Model Tuning

This page covers the training_params and data_params settings that control what the model learns and how. For hardware, distribution, and memory settings see Scaling & Memory.

Optimization

The core training loop is controlled by a handful of parameters:

yaml

training_params:
  learning_rate: 0.0003
  epochs: 10
  precision: "bf16-mixed"
  gradient_clip_val: 1.0

See Training Parameters reference for all available fields and defaults.

Tuning tips:

The default learning rate (0.0003) works well for most datasets. The optimizer includes a built-in warmup, so this is the peak rate it warms up to and decays from.
bf16-mixed precision (default on CUDA) gives ~2× speed and ~50 % memory reduction on A100/H100. Use 16-mixed on older GPUs or 32 for debugging.
Set gradient_clip_val to null to disable gradient clipping.

Early Stopping

Stop training automatically when validation performance stops improving:

yaml

training_params:
  early_stopping:
    min_delta: 0.001
    patience: 3
    verbose: false

See EarlyStopping reference for all available fields.

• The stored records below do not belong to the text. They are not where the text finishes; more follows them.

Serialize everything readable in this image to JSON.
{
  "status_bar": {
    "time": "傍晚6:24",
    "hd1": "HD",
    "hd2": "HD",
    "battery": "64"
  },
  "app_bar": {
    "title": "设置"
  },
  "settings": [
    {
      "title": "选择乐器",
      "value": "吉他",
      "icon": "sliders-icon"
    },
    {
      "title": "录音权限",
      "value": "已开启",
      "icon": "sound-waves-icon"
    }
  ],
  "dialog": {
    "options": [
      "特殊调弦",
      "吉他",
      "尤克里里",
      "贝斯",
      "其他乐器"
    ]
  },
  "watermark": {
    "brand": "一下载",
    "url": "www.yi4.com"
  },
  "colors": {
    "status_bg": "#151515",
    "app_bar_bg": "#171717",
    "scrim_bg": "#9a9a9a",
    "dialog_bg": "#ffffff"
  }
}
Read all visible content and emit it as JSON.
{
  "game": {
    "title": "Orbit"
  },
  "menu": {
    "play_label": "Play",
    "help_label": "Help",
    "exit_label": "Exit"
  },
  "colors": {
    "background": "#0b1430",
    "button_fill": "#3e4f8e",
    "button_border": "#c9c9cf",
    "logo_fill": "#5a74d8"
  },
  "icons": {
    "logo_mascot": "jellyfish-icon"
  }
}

Recommendations: set min_delta above 0 and patience above 1 to avoid premature stopping on noisy validation curves.

Checkpointing

Save model state at regular intervals to guard against interrupted runs:

yaml

training_params:
  checkpoint_every_n_steps: 1000

When set, BaseModel writes an intra-epoch checkpoint every N training steps in addition to the end-of-epoch save.

Entity Filtering

Restrict which entities participate in training — useful for excluding test populations, focusing on a segment, or debugging on a subset:

yaml

training_params:
  entity_ids:
    subquery: 'SELECT DISTINCT("customer_id") FROM CUSTOMERS WHERE "age" > 18'
    matching: true

You can supply entity IDs in two ways:

Write a SQL subquery that returns the IDs you want to target.
Alternatively, list the IDs in a text file and point to it with file.

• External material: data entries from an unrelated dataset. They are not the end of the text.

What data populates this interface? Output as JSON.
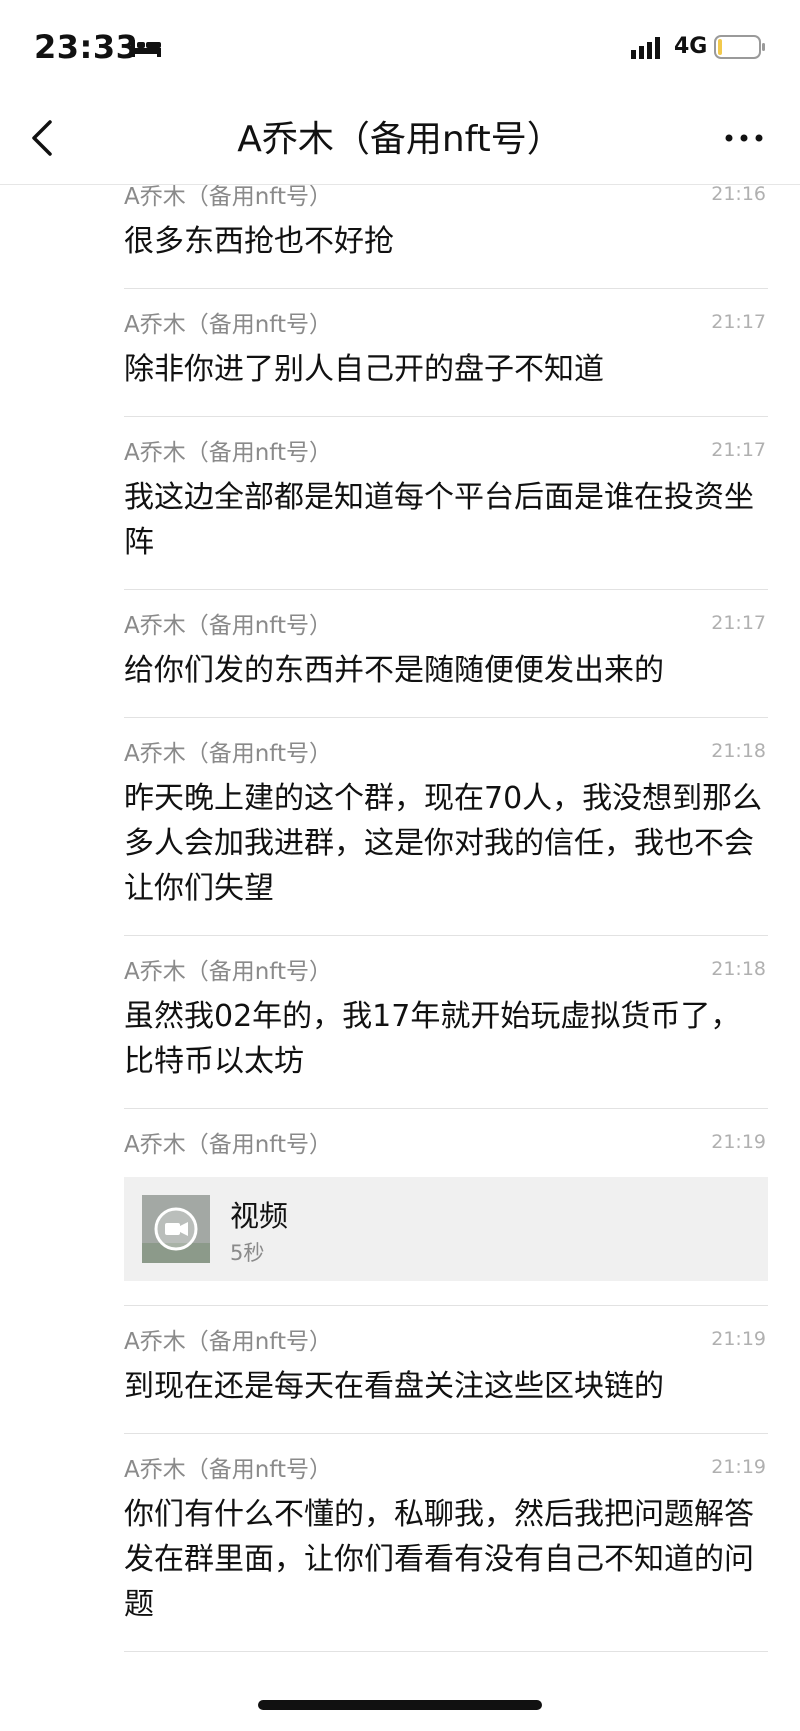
{
  "status_bar": {
    "time": "23:33",
    "network": "4G",
    "bed_icon": "bed-icon",
    "signal_icon": "signal-icon",
    "battery_icon": "battery-icon"
  },
  "nav": {
    "title": "A乔木（备用nft号）",
    "back_icon": "chevron-left-icon",
    "more_icon": "more-icon"
  },
  "messages": [
    {
      "sender": "A乔木（备用nft号）",
      "time": "21:16",
      "text": "很多东西抢也不好抢"
    },
    {
      "sender": "A乔木（备用nft号）",
      "time": "21:17",
      "text": "除非你进了别人自己开的盘子不知道"
    },
    {
      "sender": "A乔木（备用nft号）",
      "time": "21:17",
      "text": "我这边全部都是知道每个平台后面是谁在投资坐阵"
    },
    {
      "sender": "A乔木（备用nft号）",
      "time": "21:17",
      "text": "给你们发的东西并不是随随便便发出来的"
    },
    {
      "sender": "A乔木（备用nft号）",
      "time": "21:18",
      "text": "昨天晚上建的这个群，现在70人，我没想到那么多人会加我进群，这是你对我的信任，我也不会让你们失望"
    },
    {
      "sender": "A乔木（备用nft号）",
      "time": "21:18",
      "text": "虽然我02年的，我17年就开始玩虚拟货币了，比特币以太坊"
    },
    {
      "sender": "A乔木（备用nft号）",
      "time": "21:19",
      "video": {
        "title": "视频",
        "duration": "5秒",
        "icon": "video-camera-icon"
      }
    },
    {
      "sender": "A乔木（备用nft号）",
      "time": "21:19",
      "text": "到现在还是每天在看盘关注这些区块链的"
    },
    {
      "sender": "A乔木（备用nft号）",
      "time": "21:19",
      "text": "你们有什么不懂的，私聊我，然后我把问题解答发在群里面，让你们看看有没有自己不知道的问题"
    }
  ]
}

Use matching: true to keep only the listed IDs, or matching: false to exclude them.

See Training Parameters reference for the full entity_ids schema.

Smoke Testing

Limit training to a few batches to verify the pipeline before committing to a full run:

yaml

training_params:
  limit_train_batches: 5
  limit_val_batches: 5

Remove batch limits for real training

This is what Basic Configuration uses by default. Remove both limits when you're ready for a real training run.

Data Sampling & Weighting

These data_params settings control how BaseModel samples and weights training examples. Defaults are optimized for most use cases — adjust only when you have a specific reason.

How sampling works

BaseModel generates training examples by splitting each entity's event history at various points in time into a "history" (input) and "future" (base for target). Split-point placement is optimized automatically to ensure meaningful training examples.

yaml

data_params:
  maximum_splitpoints_per_entity: 20
  split_point_data_sources: null
  dynamic_events_sampling: true
  ignore_entities_without_events: true
  limit_entity_num_events: null
  window_shuffling_buffer_size: 100000

When to change these:

Large datasets — lower maximum_splitpoints_per_entity (default 20) to speed up training when you have many entities. This caps how many training examples are generated per entity.
Focusing on specific event sources — set split_point_data_sources to restrict which sources contribute split-point timestamps (default: all sources).
Long histories — set limit_entity_num_events to cap events per entity (keeping the most recent), useful when some entities have disproportionately long histories that slow down training.

Keep dynamic event sampling enabled

Leave dynamic_events_sampling enabled — it randomly samples events from input to reduce overfitting. The remaining fields rarely need changing; see Training Parameters reference for the full list.

Weighting

Adjust how much influence each training example has:

yaml

data_params:
  apply_event_count_weighting: false
  apply_recency_based_weighting: false

Both are disabled by default. Consider enabling them when:

Imbalanced activity levels — turn on apply_event_count_weighting to give equal influence to low-activity and high-activity entities. Without it, entities with many events dominate training.
Recency matters more — turn on apply_recency_based_weighting to prioritize recent training examples. Useful when customer behavior shifts over time and older patterns are less relevant.